Hi to all you editors.
First a big thanks to many of the pros here from whom I have learned so much over the last couple of years. Nick Hope, you’re top of my list, many thanks especially for the FAQ posts, a great help
I shoot with a Canon XF100 which is well known to be noisy in low light. The Neat Video plug-in does a great job of cleaning up the grainy footage, in a word it transforms it!. The down side is that it cripples your rendering speed 2fps max on my slow system. I frequently end up making small changes even after my “final” render (when is it ever final?) and every time I have to wait hours/days (weddings) for VP to crunch through the NV filtering. So I’ve been trying to come up with a better workflow and here it is. It makes extensive use of the Vegasaur extension (worth every penny in my opinion). It basically creates digital intermediates for the noisy clips. No doubt some of you pros have been doing this sort of thing for years but it’s new for me and I’m just sharing it here in case others are in the same boat and looking for a solution. Here’s my new workflow.

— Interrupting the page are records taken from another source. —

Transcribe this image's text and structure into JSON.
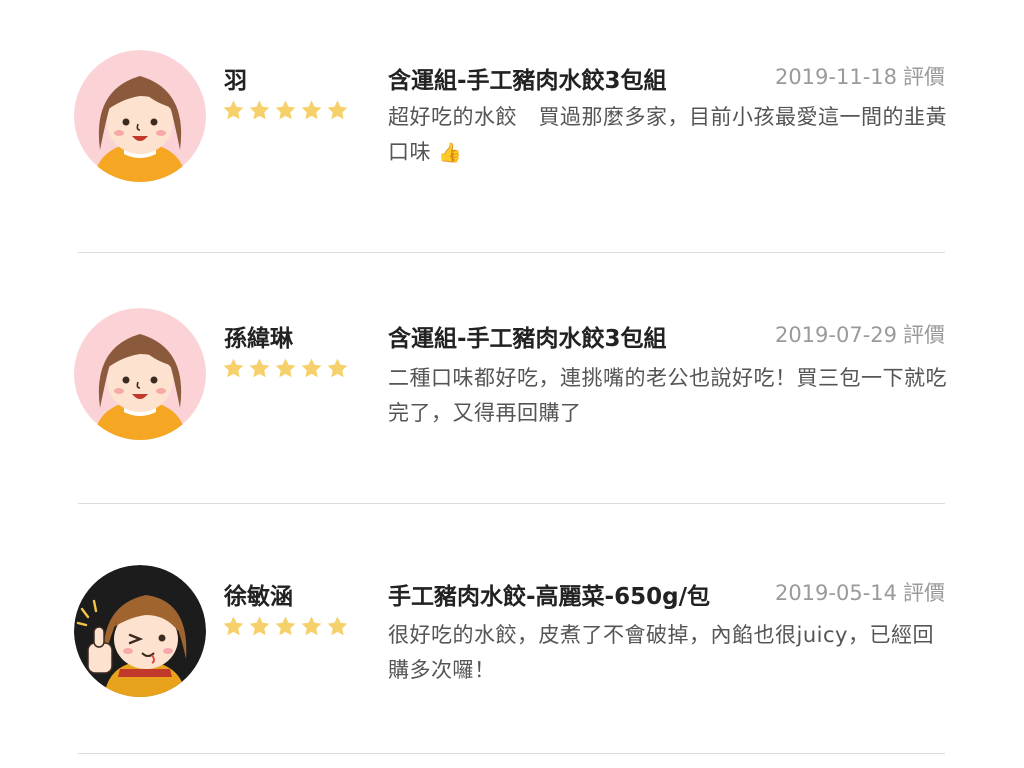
{
  "reviews": [
    {
      "reviewer": "羽",
      "rating": 5,
      "product": "含運組-手工豬肉水餃3包組",
      "date": "2019-11-18",
      "date_suffix": "評價",
      "comment": "超好吃的水餃　買過那麼多家，目前小孩最愛這一間的韭黃口味",
      "comment_emoji": "👍",
      "avatar_icon": "girl-avatar-icon"
    },
    {
      "reviewer": "孫緯琳",
      "rating": 5,
      "product": "含運組-手工豬肉水餃3包組",
      "date": "2019-07-29",
      "date_suffix": "評價",
      "comment": "二種口味都好吃，連挑嘴的老公也說好吃！買三包一下就吃完了，又得再回購了",
      "comment_emoji": "",
      "avatar_icon": "girl-avatar-icon"
    },
    {
      "reviewer": "徐敏涵",
      "rating": 5,
      "product": "手工豬肉水餃-高麗菜-650g/包",
      "date": "2019-05-14",
      "date_suffix": "評價",
      "comment": "很好吃的水餃，皮煮了不會破掉，內餡也很juicy，已經回購多次囉！",
      "comment_emoji": "",
      "avatar_icon": "thumbs-up-girl-avatar-icon"
    }
  ],
  "colors": {
    "star": "#f5d06b",
    "divider": "#dcdcdc",
    "date": "#9a9a9a",
    "avatar_bg_pink": "#fbd3d6",
    "avatar_bg_dark": "#1c1c1c"
  }
}
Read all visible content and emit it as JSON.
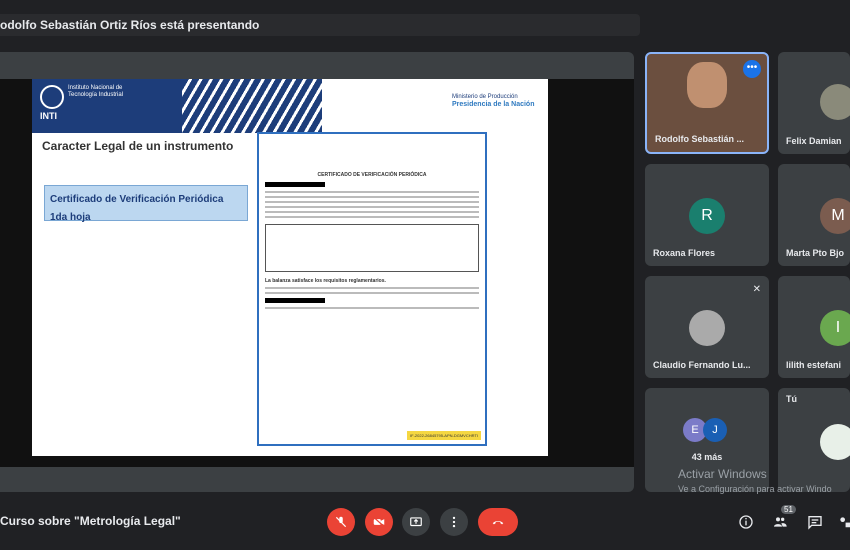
{
  "presenting_banner": "odolfo Sebastián Ortiz Ríos está presentando",
  "slide": {
    "inti_text": "Instituto Nacional de Tecnología Industrial",
    "inti_brand": "INTI",
    "gov_small": "Ministerio de Producción",
    "gov_big": "Presidencia de la Nación",
    "title": "Caracter Legal de un instrumento",
    "cert_line1": "Certificado de Verificación Periódica",
    "cert_line2": "1da hoja",
    "doc_title": "CERTIFICADO DE VERIFICACIÓN PERIÓDICA",
    "doc_tag": "IF-2022-26845795-APN-DGMVCHRTI",
    "doc_balance": "La balanza satisface los requisitos reglamentarios."
  },
  "participants": [
    {
      "name": "Rodolfo Sebastián ...",
      "initial": "",
      "color": "#6b4f3f",
      "active": true
    },
    {
      "name": "Felix Damian",
      "initial": "",
      "color": "#8a8a7a",
      "active": false
    },
    {
      "name": "Roxana Flores",
      "initial": "R",
      "color": "#1a7f6e",
      "active": false
    },
    {
      "name": "Marta Pto Bjo",
      "initial": "M",
      "color": "#7b5c4f",
      "active": false
    },
    {
      "name": "Claudio Fernando Lu...",
      "initial": "",
      "color": "#aaaaaa",
      "active": false
    },
    {
      "name": "lilith estefani",
      "initial": "I",
      "color": "#6aa84f",
      "active": false
    },
    {
      "name": "43 más",
      "initial": "",
      "color": "",
      "active": false
    },
    {
      "name": "Tú",
      "initial": "",
      "color": "",
      "active": false
    }
  ],
  "more_avatars": [
    "E",
    "J"
  ],
  "meeting_name": "Curso sobre \"Metrología Legal\"",
  "participants_count": "51",
  "watermark": {
    "line1": "Activar Windows",
    "line2": "Ve a Configuración para activar Windo"
  },
  "colors": {
    "end_call": "#ea4335",
    "mic_off": "#ea4335",
    "accent_blue": "#8ab4f8"
  }
}
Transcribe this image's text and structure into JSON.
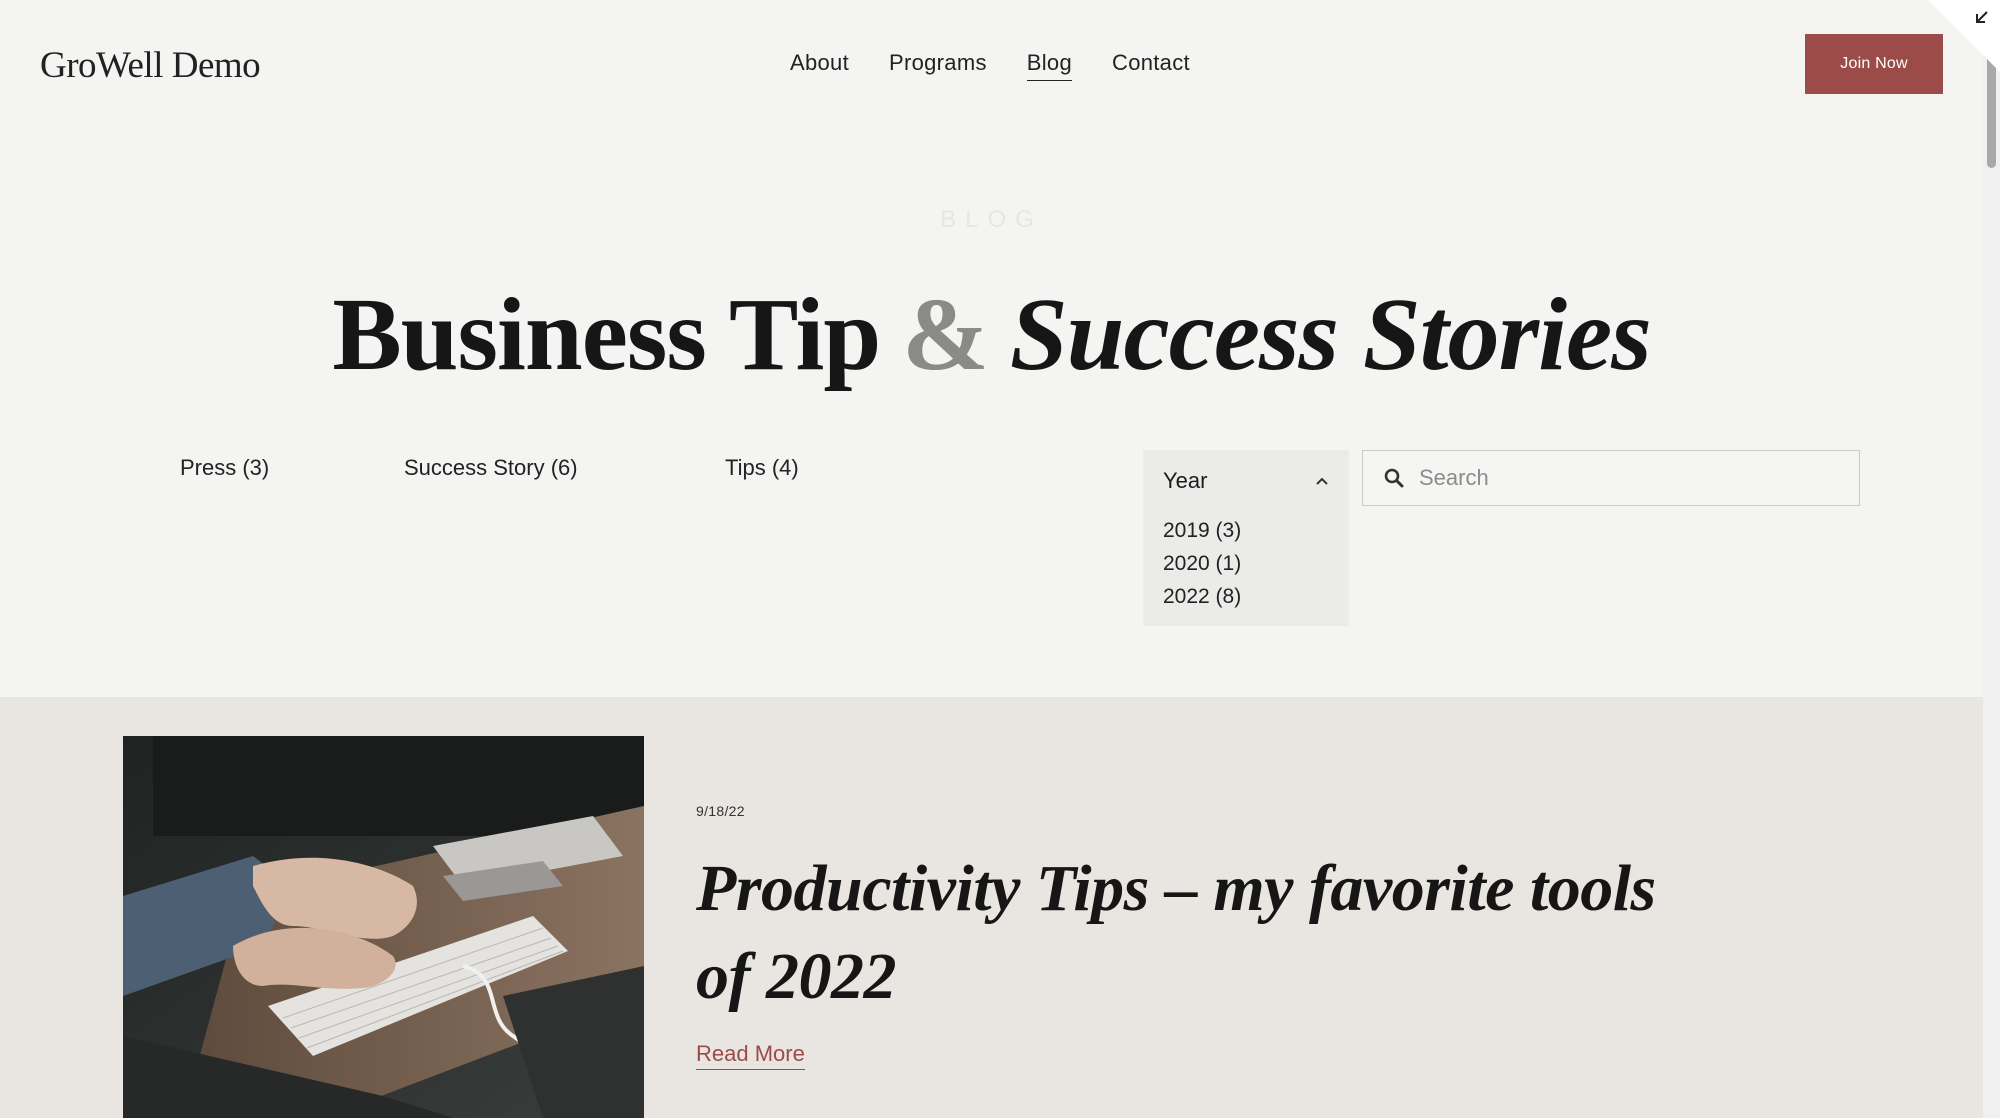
{
  "header": {
    "logo": "GroWell Demo",
    "nav": [
      "About",
      "Programs",
      "Blog",
      "Contact"
    ],
    "active_nav": "Blog",
    "cta_label": "Join Now"
  },
  "hero": {
    "eyebrow": "BLOG",
    "headline_part1": "Business Tip",
    "headline_amp": "&",
    "headline_part2": "Success Stories"
  },
  "filters": {
    "categories": [
      "Press (3)",
      "Success Story (6)",
      "Tips (4)"
    ],
    "year_label": "Year",
    "years": [
      "2019 (3)",
      "2020 (1)",
      "2022 (8)"
    ],
    "search_placeholder": "Search"
  },
  "post": {
    "date": "9/18/22",
    "title": "Productivity Tips – my favorite tools of 2022",
    "read_more": "Read More",
    "image_desc": "hands typing on keyboard"
  },
  "colors": {
    "accent": "#9b4b48",
    "background": "#f4f4f3",
    "section_bg": "#e9e6e2"
  }
}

Load the original clips in VP (for me that’s MXF/MPEG2/422/50MB/s) and edit as normal.
When the timeline is nearing the picture lock stage ie you know which clips you are going to be using and they’re all on the t/l, open another instance of VP and paste your video tracks into the new project and call it **** De-Noise.veg or whatever.

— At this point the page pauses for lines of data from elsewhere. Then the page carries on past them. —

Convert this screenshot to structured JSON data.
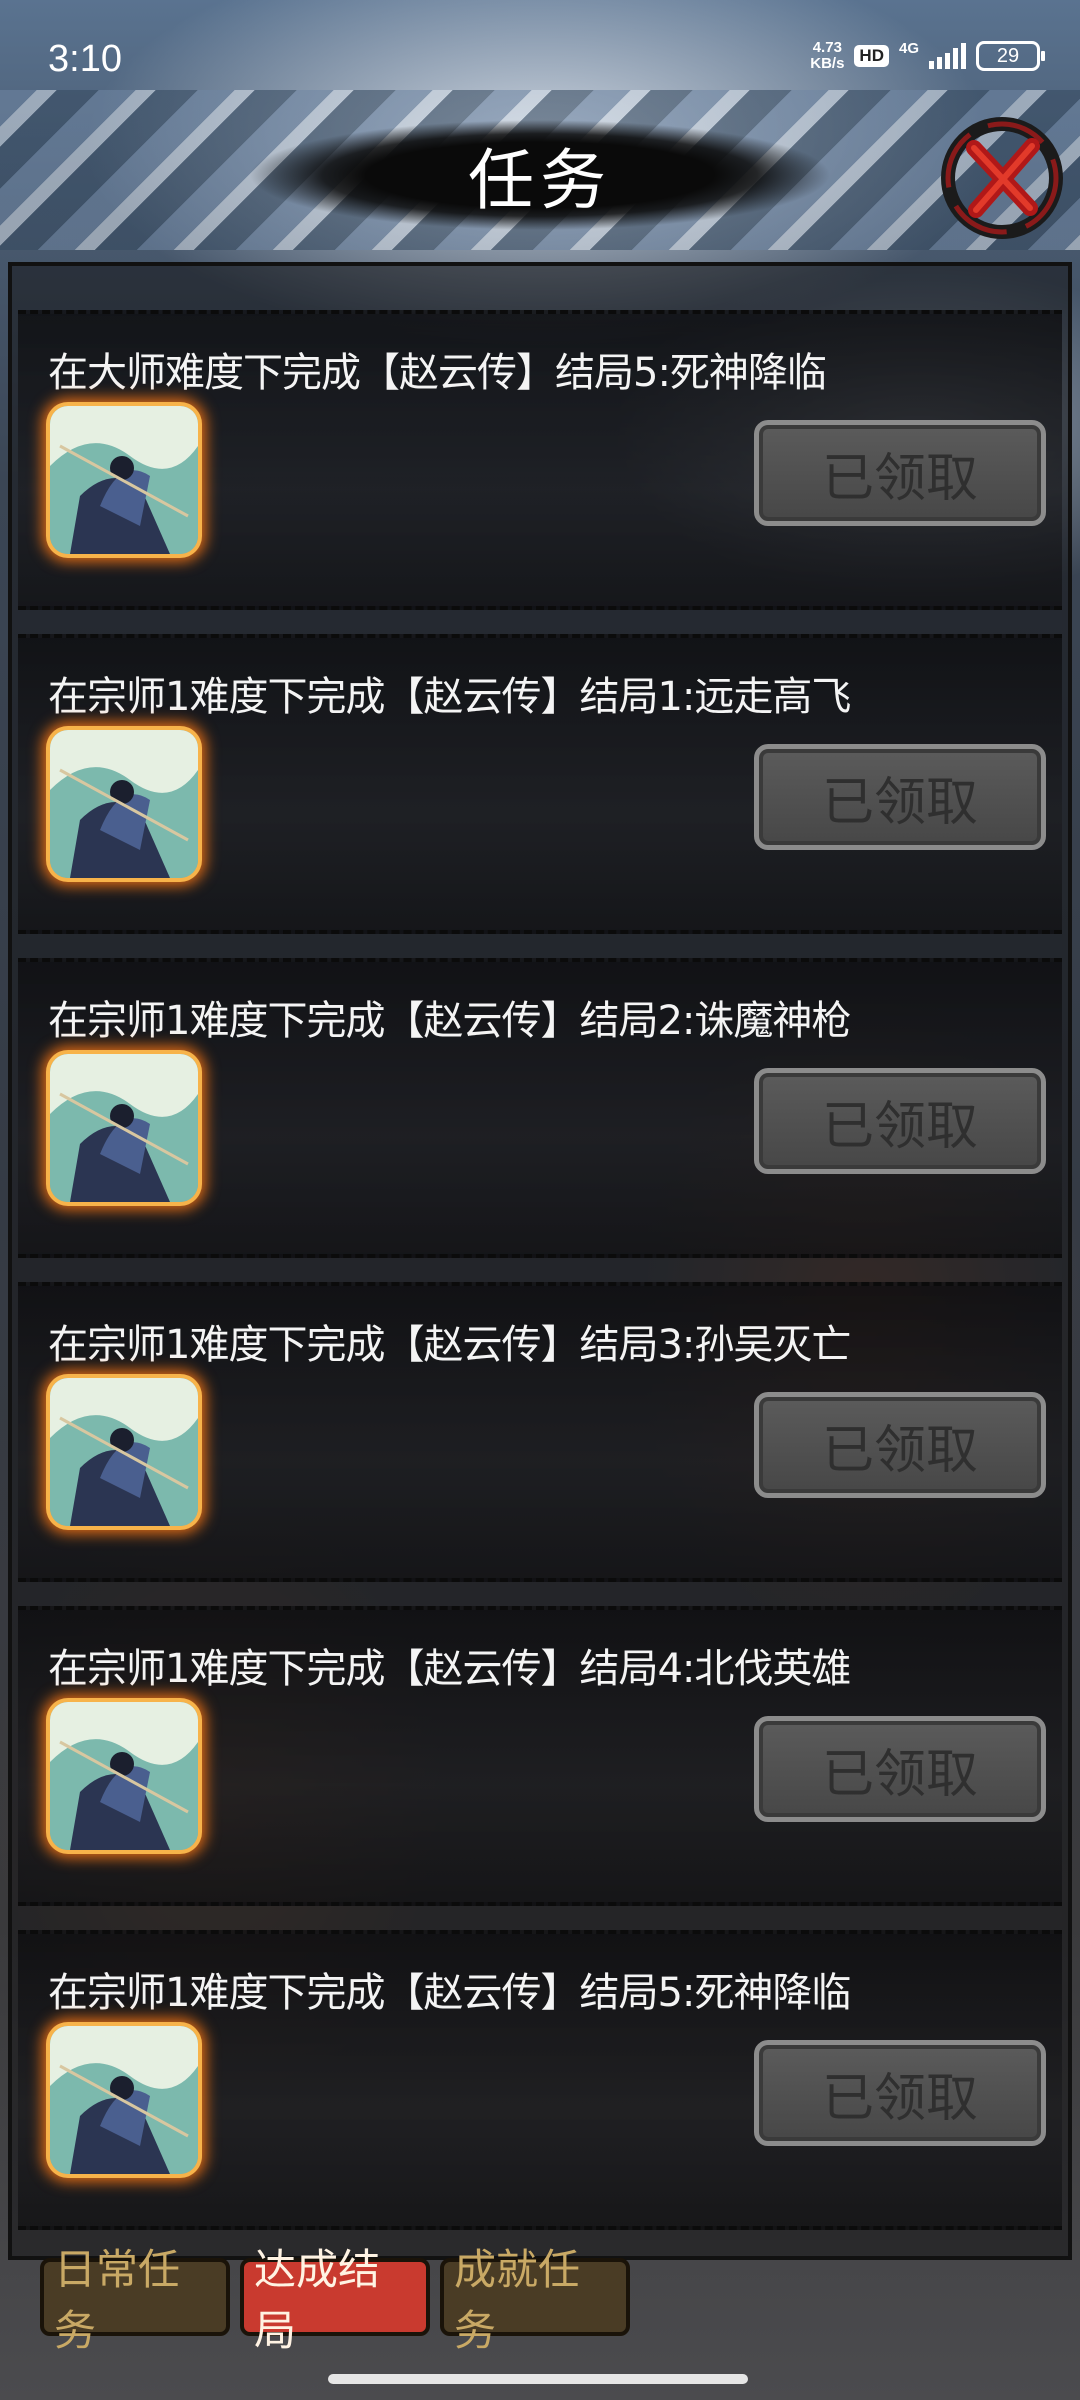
{
  "status_bar": {
    "time": "3:10",
    "speed_value": "4.73",
    "speed_unit": "KB/s",
    "hd": "HD",
    "network": "4G",
    "battery": "29"
  },
  "header": {
    "title": "任务"
  },
  "tasks": [
    {
      "description": "在大师难度下完成【赵云传】结局5:死神降临",
      "button_label": "已领取"
    },
    {
      "description": "在宗师1难度下完成【赵云传】结局1:远走高飞",
      "button_label": "已领取"
    },
    {
      "description": "在宗师1难度下完成【赵云传】结局2:诛魔神枪",
      "button_label": "已领取"
    },
    {
      "description": "在宗师1难度下完成【赵云传】结局3:孙吴灭亡",
      "button_label": "已领取"
    },
    {
      "description": "在宗师1难度下完成【赵云传】结局4:北伐英雄",
      "button_label": "已领取"
    },
    {
      "description": "在宗师1难度下完成【赵云传】结局5:死神降临",
      "button_label": "已领取"
    }
  ],
  "tabs": [
    {
      "label": "日常任务"
    },
    {
      "label": "达成结局"
    },
    {
      "label": "成就任务"
    }
  ],
  "colors": {
    "active_tab": "#c93a2f",
    "inactive_tab": "#4a3c25",
    "reward_glow": "#f7b34a"
  }
}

Get all of the clips that you want to de-noise on one track (doesn’t matter about the order) and apply the NV filter as an event Fx.
Using Vegasaur timeline tools, add regions to each event and name them with “the active take name”.
Using the Vegasaur render tools, batch transcode each region to a digital intermediate file (DI) using the codec of your choice (I’m using the free Magic YUV *.avi codec) and naming them by the region name (there is a macro drop down for this) and output them to a separate folder on your project drive (make sure you have the space, files are big approx. 1GB/min). This is the time consuming bit, but the beauty of it is that you can just leave to run in the background and carry on editing in the main project. You will end up with a folder with clean clips with the same name as the original clips but with an *.avi (likely) extension.
When batch rendering is finished (overnight or maybe a couple days if your clips are long), open the main project and use the Vegasaur batch media replace tool to replace your noisy original clips with the cleaned up DI files, takes a few secs and you carry on editing with the new files. For me I now have on the t/l a mix of original cam files (MXF) and DIs (avi).
The beauty of this is that you only have to render the NV Fx once and you can do the batch transcode at any time in the edit and in the background to suit your convenience. My project renders will now take a more reasonable time.
I guess it’s a bit like a proxy workflow but you can do it at a late stage in editing if you wish and its virtually all automated.
Hope this may be of help to other NV users particularly those who have low spec hardware.